Babamın sevgisizliği için artık kendimi suçlamıyordum. Gecelerini uyuyarak değil, diğer aileler gibi olmak için ne yapabileceğimi düşündüğüm günler geride kalmıştı. Annemin, kocasının bana böyle davranmasının haksızlık olduğunu görmesi için beklemeyi çoktan bırakmıştım. Bu olanların suçlusu ben değildim, babam pisliğin tekiydi ve annem berbat bir ebeveyndi. Durum buydu ve ben ne yaparsam yapayım değişmeyecekti. Acılar içinde kıvrandığım ayların ardından, bir yıl önce, gerçekleri olduğu gibi görmüş ve kabul etmiştim. Sevgisine muhtaç olduğum bu adamın aslında sadece annemi hamile bırakan bir yabancı olduğu gerçeği yüzüme tokat gibi çarpmıştı. Yine de, artık hiç üzülmediğimi söylemek imkansızdı. Gözyaşlarımı akıttığım zamanlar hala vardı. Ancak alışmıştım. Geçirdiğim o zor günler, beni bu acıya karşı bağışık kılmıştı.

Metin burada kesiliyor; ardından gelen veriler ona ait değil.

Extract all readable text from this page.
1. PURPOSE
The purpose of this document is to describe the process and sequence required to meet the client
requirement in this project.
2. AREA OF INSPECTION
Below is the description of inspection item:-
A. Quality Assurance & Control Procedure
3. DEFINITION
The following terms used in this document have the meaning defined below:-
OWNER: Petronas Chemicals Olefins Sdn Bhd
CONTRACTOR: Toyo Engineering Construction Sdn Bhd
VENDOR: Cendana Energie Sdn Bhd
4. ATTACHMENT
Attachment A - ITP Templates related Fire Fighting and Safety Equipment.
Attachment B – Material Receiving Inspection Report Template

Ben de o adamdan onun benden ettiği kadar nefret ediyordum. Ancak bu evde olduğum sürece bu durumu idare etmek zorundaydım. Tek isteğim bir an önce liseyi bitirip üniversite için başka bir şehre gitmekti. O güne kadar babamın meymenetsiz suratını görmeye katlanacak, öfke krizlerinin kurbanı olmamak için onu kızdırmamaya çalışacaktım.

Dişlerimi fırçaladıktan sonra odama gittim. Perdeleri açıp odamın aydınlanmasına izin verdim. Tamamen çıplak kalan pencerenin önünde kalıp bir süre etrafı inceledim.

Sadece kara bulutların hüküm sürdüğü karanlık bir dünyadan buraya düşmüş insandışı bir tür gibi, güneşe hayranlıkla baktım. Her zamankinden daha güçlü parlıyordu. Kamaşan gözlerimi bulutların arkasında gezdirdim. İki hafta öncesine kadar gökyüzünün bu kadar canlı bir maviyle boyanmadığına emindim. Kuşların şarkı söyleyebildiğini ise daha yeni öğreniyordum.

Saatin kaç olduğunu gördüğümde oyalanmayı bırakıp üzerimi giyinmeye başladım. Az kalmıştı. Birazdan burada olurdu.

İsmail'in beni evden alıp eve bırakmaya başladığı günün üzerinden iki hafta geçmişti.

O günden itibaren düşüncelerimi işgal etmediği an yoktu. Sabahları uyanınca ilk aklıma gelen oydu, alarm sesinin kulağıma eskisi kadar çekilmez gelmemesini sağlayanla aynı kişi. Neyle meşgul olursam olayım, benden izinsiz, zihnimin bir köşesini kendine tutsak ediyordu.

Gözlerimi kapattığım zaman beni karşılayan karanlık küçülüyor, bir çift mavi irisin ortasında hapsoluyordu.

Birkaç kez, aklımı onun hakkında düşüncelere derince dalmış halde bulduğumda, daha önce benzerini yaşamadığım bu döngünün içinden kendimi çekip çıkarmak istedim. Üzerimdeki bu garip etkisinin son bulmasını diledim. Ancak daha sonra, uzun zamandır kimsenin girip çıkmadığı monoton hayatıma aldığım ilk kişi olduğu için bu durumun normal olduğunu düşündüm ve zihnimi serbest bıraktım.